Success in any endeavor, in any aspect of your life, requires opportunities.
Opportunities to make profitable use of talents. Opportunities to present ideas to the right people. Opportunities to create the right products.
Everyone knows this, but here’s something everyone doesn’t know:
Opportunities are whispers, not foghorns.
What do I mean?
Every day, everywhere you go, soft lilts of opportunity can be heard. But most people aren’t tuning in correctly. Instead of carefully listening for murmurs, they’re rushing about, waiting for thunderclaps of revelation, inspiration, and certainty.
Well, that’s not how the world works.
Opportunities are whispers, not foghorns.
My career in the fitness industry has been a bit of a rocket ride.
Just in this last year, I’ve sold over 100,000 books; started this website, which is quickly becoming the most popular fitness blog on the Internet; and launched my own line of workout supplements, which is already profitable.
What’s most interesting about the story, however, is how it started–the opportunity.
A couple years ago, I had a full-time job and wrote Bigger Leaner Stronger in my free time. I self-published the book on Amazon’s Kindle platform at a price of $2.99, not really expecting much to come of it. I didn’t have a website. I didn’t have connections. I didn’t even have a plan beyond “publish the book, and see if anyone cares.”
It sold less than 20 copies in the first month, and got its first positive review. “That’s cool,” I thought, not giving it more attention than that.
It sold about double that the next month, and a couple more reviews, which also earned a nod, but nothing more.
A couple months later, it broke 100 sales in a month, and although the project had only made me a few hundred bucks altogether, that’s when I started to wonder if this could go somewhere. Many years ago I had wanted to make my living writing, but had no idea how to go about it.

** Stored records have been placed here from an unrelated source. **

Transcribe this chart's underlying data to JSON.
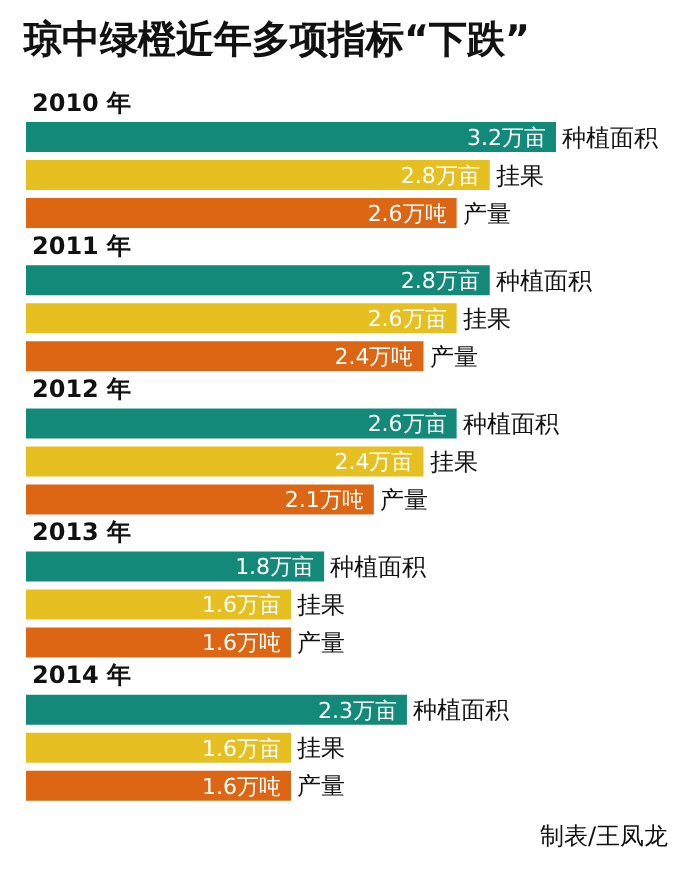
{
  "chart_data": {
    "type": "bar",
    "orientation": "horizontal",
    "title": "琼中绿橙近年多项指标“下跌”",
    "categories": [
      "2010 年",
      "2011 年",
      "2012 年",
      "2013 年",
      "2014 年"
    ],
    "series": [
      {
        "name": "种植面积",
        "color": "#13897a",
        "values": [
          3.2,
          2.8,
          2.6,
          1.8,
          2.3
        ],
        "value_labels": [
          "3.2万亩",
          "2.8万亩",
          "2.6万亩",
          "1.8万亩",
          "2.3万亩"
        ]
      },
      {
        "name": "挂果",
        "color": "#e5c020",
        "values": [
          2.8,
          2.6,
          2.4,
          1.6,
          1.6
        ],
        "value_labels": [
          "2.8万亩",
          "2.6万亩",
          "2.4万亩",
          "1.6万亩",
          "1.6万亩"
        ]
      },
      {
        "name": "产量",
        "color": "#dd6614",
        "values": [
          2.6,
          2.4,
          2.1,
          1.6,
          1.6
        ],
        "value_labels": [
          "2.6万吨",
          "2.4万吨",
          "2.1万吨",
          "1.6万吨",
          "1.6万吨"
        ]
      }
    ],
    "annotations": [
      "制表/王凤龙"
    ]
  }
}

I wasn’t about to quit my job though. I was good at it, I enjoyed the work, and I was making good money for my age. It was comfortable, and I could easily just continue along,
But every day, when I took a moment for myself, my mind wandered to the same, fleeting thought:
Could I actually succeed as a fitness author? Could I make a living doing something I was truly passionate about?

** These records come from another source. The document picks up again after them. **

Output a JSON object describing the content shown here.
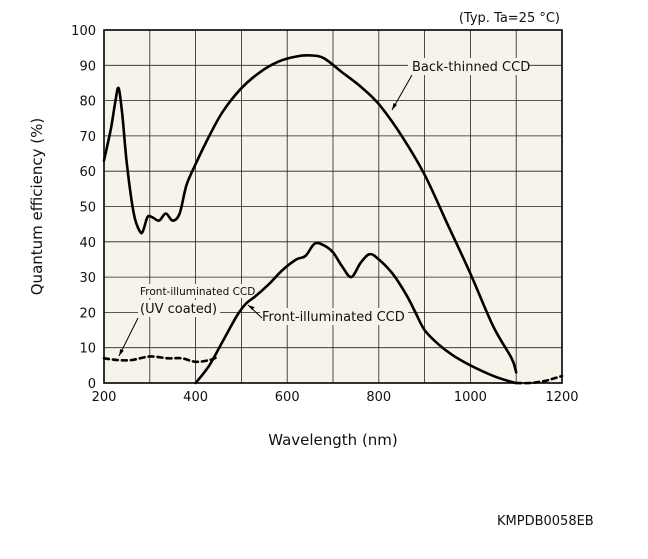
{
  "chart_data": {
    "type": "line",
    "xlabel": "Wavelength (nm)",
    "ylabel": "Quantum efficiency (%)",
    "xlim": [
      200,
      1200
    ],
    "ylim": [
      0,
      100
    ],
    "xticks": [
      200,
      400,
      600,
      800,
      1000,
      1200
    ],
    "yticks": [
      0,
      10,
      20,
      30,
      40,
      50,
      60,
      70,
      80,
      90,
      100
    ],
    "grid": true,
    "note": "(Typ. Ta=25 °C)",
    "series": [
      {
        "name": "Back-thinned CCD",
        "x": [
          200,
          215,
          225,
          232,
          240,
          250,
          265,
          278,
          285,
          295,
          305,
          320,
          335,
          350,
          365,
          380,
          400,
          430,
          460,
          500,
          540,
          580,
          620,
          650,
          680,
          720,
          760,
          800,
          850,
          900,
          950,
          1000,
          1050,
          1090,
          1100
        ],
        "y": [
          63,
          72,
          80,
          83.5,
          76,
          62,
          48,
          43,
          43,
          47,
          47,
          46,
          48,
          46,
          48,
          56,
          62,
          70,
          77,
          83.5,
          88,
          91,
          92.5,
          92.8,
          92,
          88,
          84,
          79,
          70,
          59,
          45,
          31,
          16,
          7,
          3
        ]
      },
      {
        "name": "Front-illuminated CCD",
        "x": [
          400,
          430,
          460,
          490,
          510,
          530,
          560,
          590,
          620,
          640,
          660,
          680,
          700,
          720,
          740,
          760,
          780,
          800,
          830,
          860,
          880,
          900,
          930,
          960,
          1000,
          1050,
          1090,
          1100
        ],
        "y": [
          0,
          5,
          12,
          19,
          22.5,
          24.5,
          28,
          32,
          35,
          36,
          39.5,
          39,
          37,
          33,
          30,
          34,
          36.5,
          35,
          31,
          25,
          20,
          15,
          11,
          8,
          5,
          2,
          0.3,
          0
        ]
      },
      {
        "name": "Front-illuminated CCD (UV coated)",
        "style": "dashed",
        "x": [
          200,
          230,
          260,
          300,
          340,
          370,
          400,
          430,
          450
        ],
        "y": [
          7,
          6.5,
          6.5,
          7.5,
          7,
          7,
          6,
          6.5,
          7.5
        ]
      },
      {
        "name": "Back-thinned CCD (extension)",
        "style": "dashed",
        "x": [
          1100,
          1130,
          1160,
          1180,
          1200
        ],
        "y": [
          0,
          0,
          0.5,
          1.2,
          2
        ]
      }
    ],
    "annotations": [
      {
        "text": "Back-thinned CCD"
      },
      {
        "text": "Front-illuminated CCD"
      },
      {
        "text": "Front-illuminated CCD"
      },
      {
        "text": "(UV coated)"
      }
    ]
  },
  "doc_code": "KMPDB0058EB"
}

I dismissed the musings for the first couple of months. There were plenty of reasons to not go there. It’s a very competitive industry–almost cutthroat. Getting noticed was sure to be hard–almost impossible, maybe. I had bills to pay and debt to handle, so I couldn’t afford a dramatic cut in my income.
I kept telling myself that risking my stable, well-paying job to chase a siren’s call was stupid, but there it was, every day, whispering in my ear.
Couldn’t you be putting your skills to better use?
I had to decide. Was this an actual opportunity or an invitation to disaster?
I decided to pursue the whisper. For an hour or two each night, I worked on revising Bigger Leaner Stronger based on reader feedback, and then started on the next book, Muscle Myths. I also started my first website, which was simply known as “Mike Matthews Fitness.”
I did various things to increase the visibility of Bigger Leaner Stronger such as enrolling it in book giveaways, running some ads on Facebook, and contacting various people in the fitness industry, offering to send them books to review. Sales increased, and I used the money to pay off credit card debt I had accumulated.
Several months later, I recruited a friend to work with me on a part-time basis (Jeremy, for those of you who have emailed with him), and while I worked on the writing (Cardio Sucks was next, followed by The Shredded Chef), he worked on growing the book sales.
Jeremy’s part-time work grew into a full-time position, and by the end of 2012, I was starting to make enough money to consider quitting my job to focus wholly on the fitness game.
It might sound like a no-brainer type of decision, but it wasn’t. It wasn’t making a lot of money yet, and past success wasn’t any guarantee of future results. Who knows, maybe my work would just come and go like many other authors of all genres.
Well, to make a long story short, I took the leap, and now, a year later, book sales are still rising, this website is exploding in popularity, and I have an awesome team of friends working with me, and together we’re doing all kinds of fun stuff.
But remember: It started with a whisper, not a foghorn. It started with an opportunity that seemed like an impossible long shot, not a signed and sealed gift from the Almighty.
If you’ve had trouble finding opportunities to advance your career, income, or any aspect of your life, really, you might be making the mistake of listening for foghorns, not whispers.
Most opportunities would never announce themselves with trumpets and confetti. They never come with a 110% money-back guarantee. They’re often nothing more than chances to improve on something other people are already doing.
So, listen to the world a little more carefully today. There is never a shortage of opportunities, only a shortage of people that can hear them.